Not that long ago I heard a very senior academic from a very prestigious university talking about this issue. She said that, in her experience, it was more difficult for female academics with children to do well, but that the ones who did were the ones with very supportive partners – partners who understood that academic work often requires long and difficult hours and are willing to put in the extra effort to support that.

I'm not sure how all of this translates to the more creative fields, but from the replies you've already got it sounds like the affect of pregnancy on creative output varies a bit from person to person.

I suspect that, if you're ambitious, and have a supportive partner, you'll be able to make it work. Lots of people do. I'm certainly not trying to put you off having a baby – just relating my experience as a bloke who knows quite a few female academics.
posted by damonism at 4:39 PM on February 25, 2010


I'm not an academic. I am a professional visual artist and the mother of three kids - two now in high school and one in college. When our kids were little my husband and I both worked from home and the combination of his deep involvement in parenting and good childcare made it possible to juggle things. At that point I was not making art full time and found that I chose projects I could work on in little increments as really long blocks of time to focus on big projects was a harder commodity to come by. I will add that personally I did experience "preganancy/nursing mush for brains" - I think that's different for everyone.
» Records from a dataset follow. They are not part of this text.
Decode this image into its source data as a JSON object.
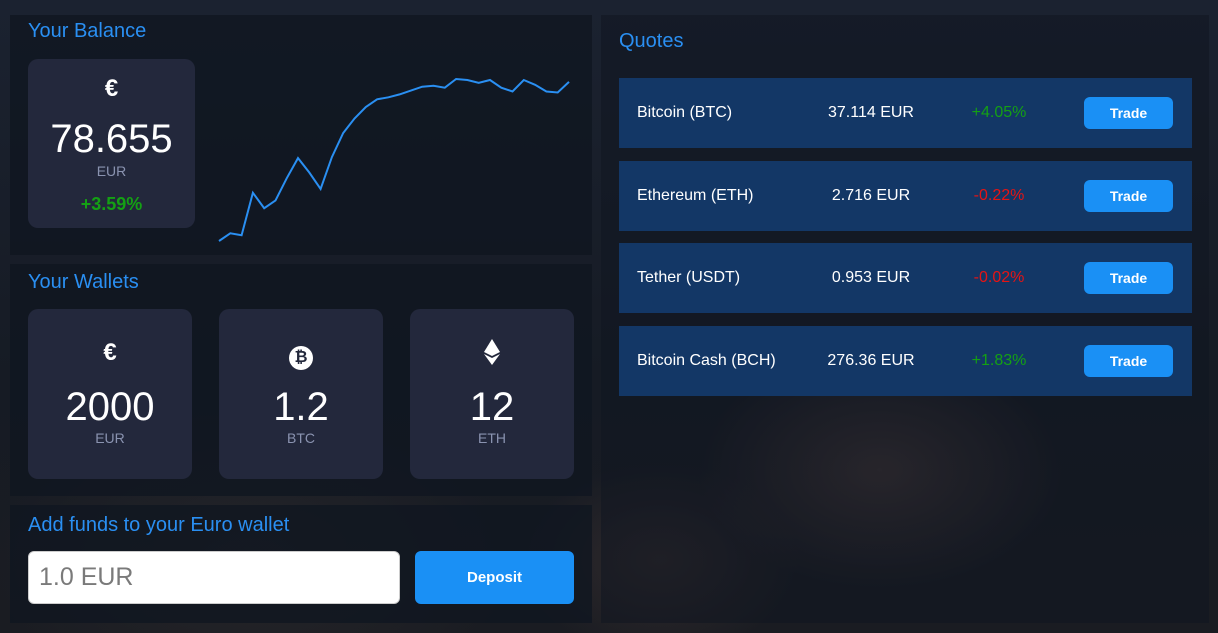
{
  "balance": {
    "title": "Your Balance",
    "symbol": "€",
    "amount": "78.655",
    "currency": "EUR",
    "change": "+3.59%",
    "change_color": "#14a014",
    "sparkline": [
      3,
      11,
      9,
      53,
      37,
      45,
      68,
      89,
      74,
      57,
      90,
      115,
      130,
      142,
      150,
      152,
      155,
      159,
      163,
      164,
      162,
      171,
      170,
      167,
      170,
      162,
      158,
      170,
      165,
      158,
      157,
      168
    ]
  },
  "wallets": {
    "title": "Your Wallets",
    "items": [
      {
        "symbol": "€",
        "icon": "euro-icon",
        "amount": "2000",
        "unit": "EUR"
      },
      {
        "symbol": "₿",
        "icon": "bitcoin-icon",
        "amount": "1.2",
        "unit": "BTC"
      },
      {
        "symbol": "◆",
        "icon": "ethereum-icon",
        "amount": "12",
        "unit": "ETH"
      }
    ]
  },
  "add_funds": {
    "title": "Add funds to your Euro wallet",
    "placeholder": "1.0 EUR",
    "value": "",
    "button_label": "Deposit"
  },
  "quotes": {
    "title": "Quotes",
    "trade_label": "Trade",
    "rows": [
      {
        "name": "Bitcoin (BTC)",
        "price": "37.114 EUR",
        "change": "+4.05%",
        "direction": "up"
      },
      {
        "name": "Ethereum (ETH)",
        "price": "2.716 EUR",
        "change": "-0.22%",
        "direction": "down"
      },
      {
        "name": "Tether (USDT)",
        "price": "0.953 EUR",
        "change": "-0.02%",
        "direction": "down"
      },
      {
        "name": "Bitcoin Cash (BCH)",
        "price": "276.36 EUR",
        "change": "+1.83%",
        "direction": "up"
      }
    ]
  },
  "colors": {
    "accent": "#2a8ff2",
    "button": "#1a90f5",
    "card": "#23283c",
    "quote_row": "#133766",
    "positive": "#14a014",
    "negative": "#e61414"
  }
}
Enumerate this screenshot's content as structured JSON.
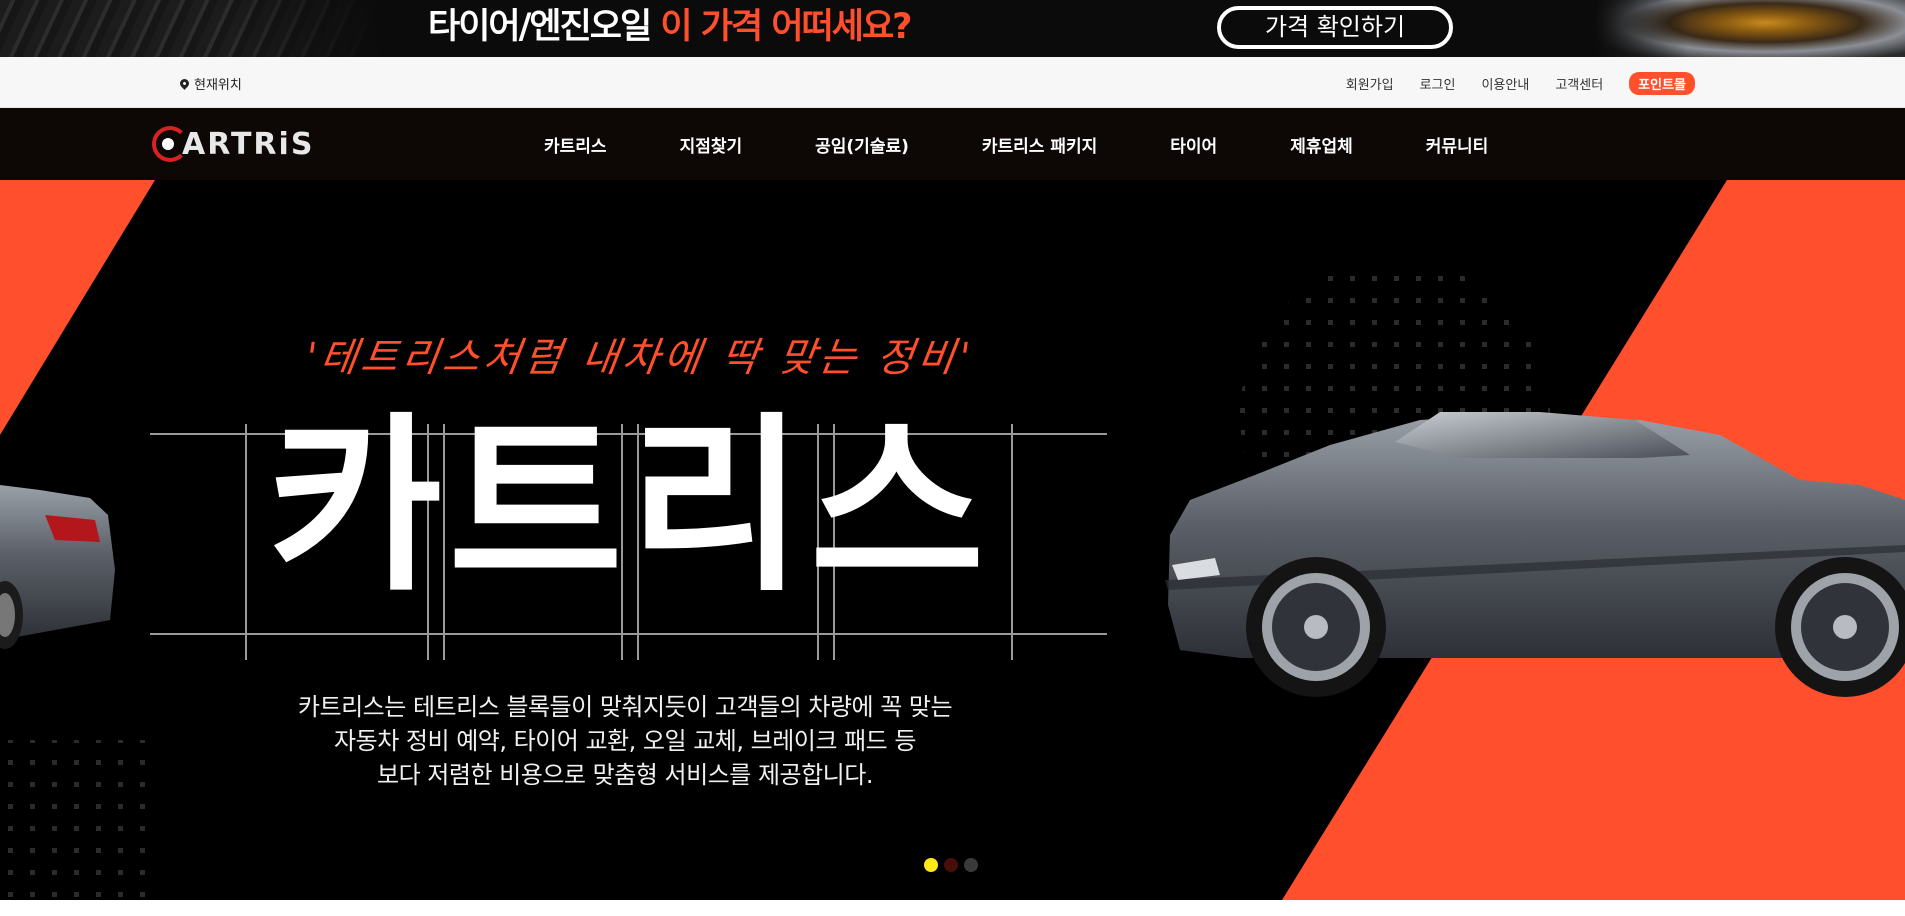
{
  "promo": {
    "text_white": "타이어/엔진오일",
    "text_orange": "이 가격 어떠세요?",
    "button_label": "가격 확인하기"
  },
  "utility": {
    "location_label": "현재위치",
    "links": [
      "회원가입",
      "로그인",
      "이용안내",
      "고객센터"
    ],
    "point_mall_label": "포인트몰"
  },
  "header": {
    "logo_text": "ARTRiS",
    "nav": [
      "카트리스",
      "지점찾기",
      "공임(기술료)",
      "카트리스 패키지",
      "타이어",
      "제휴업체",
      "커뮤니티"
    ]
  },
  "hero": {
    "slogan": "'테트리스처럼 내차에 딱 맞는 정비'",
    "title": "카트리스",
    "description": [
      "카트리스는 테트리스 블록들이 맞춰지듯이 고객들의 차량에 꼭 맞는",
      "자동차 정비 예약, 타이어 교환, 오일 교체, 브레이크 패드 등",
      "보다 저렴한 비용으로  맞춤형 서비스를 제공합니다."
    ],
    "slide_count": 3,
    "active_slide": 1
  },
  "colors": {
    "accent": "#ff4f2c",
    "nav_bg": "#0d0706",
    "indicator_active": "#ffe81a"
  }
}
As my kids got older I found that being a mother was both a creative outlet in and of itself and fed the rest of my creative life. It still does. My work is no longer explicitly tied in content to being a mother but the creative problem solving needed as a parent has fed into creative problem solving as an artist and back again. Parenting has definitely improved and led me as a teacher as well. Is it a complicated challenging juggle? Absolutely! For me the combination of committed involved spouse and good childcare when my kids were little was essential and I have never had the additional challenge of an academic job but the combination of creative work and motherhood has been the core of my existence for more than 20 years.
posted by leslies at 7:30 PM on February 25, 2010


Response by poster: Thank you for all of these thoughtful responses. I still feel nervous about this issue, but it's probably something that's going to have to work itself out in time. Interestingly, I wasn't even thinking about a blow to creativity DURING pregnancy (and yikes, I was kind of counting on that time to work; good to know there's a chance that may be difficult). I was much more concerned about the years after that, especially when the child is very young. There are ways that parenthood might affect my career beyond time considerations, too. We won't be very mobile, we can't really accept short periods of separation for finite opportunities in other cities, etc.

Anniecat, yes, I'll have to leave this university eventually. And yes, it's very difficult to make a career in the humanities -- it will be an uphill battle no matter what. However, I decided to accept that struggle in order to be part of the field I am really passionate about. I want to give this a full go, and that means that I need to put in lots and lots of time to give myself a fighting chance for a job. In our marriage, both of our dreams pull equal weight, even if one dream is a lot less profitable!
posted by theantikitty at 7:35 AM on February 26, 2010


Was just going to pop back over into this thread to point you towards this recent blog post from a mother and a writer, where she talked about how having a child affected her writing positively.